Buncha these videos. Even an archived stream, and *bloopers*! Bloopers are a thing with the old 3 and 4000, I guess. I remember that this old format continued on some smaller cable systems after Cox changed to the shiny new one (though still with the great smooth jazz); I would go to a friend's and their provider would have the old format when flipping channels, and it was like going back to 1985 in 1998.

Bunty
12-06-2017, 12:52 AM
The Weather Company owns Weather Underground.
The Weather Underground produces their own programming, which is licensed to and aired on NBCUniversal's channel.
Weather Underground has been going downhill in its offerings this year. It quit having a NOAA weather station net. It will cease uploading weather webcams on Dec. 15. Other services provided are more unreliable than ever. What it needs to discontinue is Flash and use a more modern way of providing weather data.
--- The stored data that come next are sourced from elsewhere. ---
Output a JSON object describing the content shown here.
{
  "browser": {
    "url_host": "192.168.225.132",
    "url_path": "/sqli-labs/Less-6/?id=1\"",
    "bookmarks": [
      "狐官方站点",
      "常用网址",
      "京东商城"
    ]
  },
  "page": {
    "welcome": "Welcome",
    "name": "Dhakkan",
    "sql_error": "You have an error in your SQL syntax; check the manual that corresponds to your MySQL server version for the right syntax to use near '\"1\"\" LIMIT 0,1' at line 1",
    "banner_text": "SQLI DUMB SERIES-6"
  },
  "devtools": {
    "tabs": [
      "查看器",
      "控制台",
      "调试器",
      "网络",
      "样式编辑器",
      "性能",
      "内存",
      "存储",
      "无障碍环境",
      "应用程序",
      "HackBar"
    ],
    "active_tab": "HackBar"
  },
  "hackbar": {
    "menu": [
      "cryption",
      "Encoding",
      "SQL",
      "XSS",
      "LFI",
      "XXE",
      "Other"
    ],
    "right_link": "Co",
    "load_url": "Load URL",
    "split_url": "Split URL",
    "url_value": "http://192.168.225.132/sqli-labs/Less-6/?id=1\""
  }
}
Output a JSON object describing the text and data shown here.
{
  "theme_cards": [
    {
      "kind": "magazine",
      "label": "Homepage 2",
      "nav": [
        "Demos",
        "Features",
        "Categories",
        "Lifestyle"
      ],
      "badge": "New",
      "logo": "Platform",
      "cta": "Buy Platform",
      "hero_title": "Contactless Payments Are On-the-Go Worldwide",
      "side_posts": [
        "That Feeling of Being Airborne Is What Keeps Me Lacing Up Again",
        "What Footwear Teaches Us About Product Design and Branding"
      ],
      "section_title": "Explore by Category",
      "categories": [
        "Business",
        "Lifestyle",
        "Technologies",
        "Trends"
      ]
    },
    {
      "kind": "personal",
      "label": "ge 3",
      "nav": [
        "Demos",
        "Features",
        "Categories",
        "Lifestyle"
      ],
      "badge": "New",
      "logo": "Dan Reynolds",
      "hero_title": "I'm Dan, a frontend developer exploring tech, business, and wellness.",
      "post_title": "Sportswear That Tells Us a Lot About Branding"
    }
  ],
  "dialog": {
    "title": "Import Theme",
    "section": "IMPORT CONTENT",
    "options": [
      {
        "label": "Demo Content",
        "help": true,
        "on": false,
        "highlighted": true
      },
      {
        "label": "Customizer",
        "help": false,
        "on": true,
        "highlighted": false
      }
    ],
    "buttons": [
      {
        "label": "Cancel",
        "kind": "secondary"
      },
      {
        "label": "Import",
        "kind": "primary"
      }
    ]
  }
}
Apparently, WU can't make money with voluntarily provided weather data from across the country and probably figures developing it's own programming is more profitable.

Jersey Boss
03-22-2018, 01:08 PM
Byron Allen buys TWC.
http://www.msn.com/en-us/money/companies/funnyman-byron-allen-buys-the-weather-channel-for-dollar300-million/ar-BBKzqY7?li=BBnbfcL

SoonerDave
03-23-2018, 05:56 AM
Byron Allen buys TWC.
http://www.msn.com/en-us/money/companies/funnyman-byron-allen-buys-the-weather-channel-for-dollar300-million/ar-BBKzqY7?li=BBnbfcL

TWC is a mess. They keep a TV at work focused on it constantly and it borders on the unwatchable.

ChrisHayes
03-28-2018, 06:32 PM
The golden age of TWC was when their primary focus was weather. Now, they've got all the other non-weather shows on, and it's ridiculous at times. I've seen them having reality shows on while there are tornadoes occurring. The best thing TWC could do is go back to what they were in the 90s and early 2000s.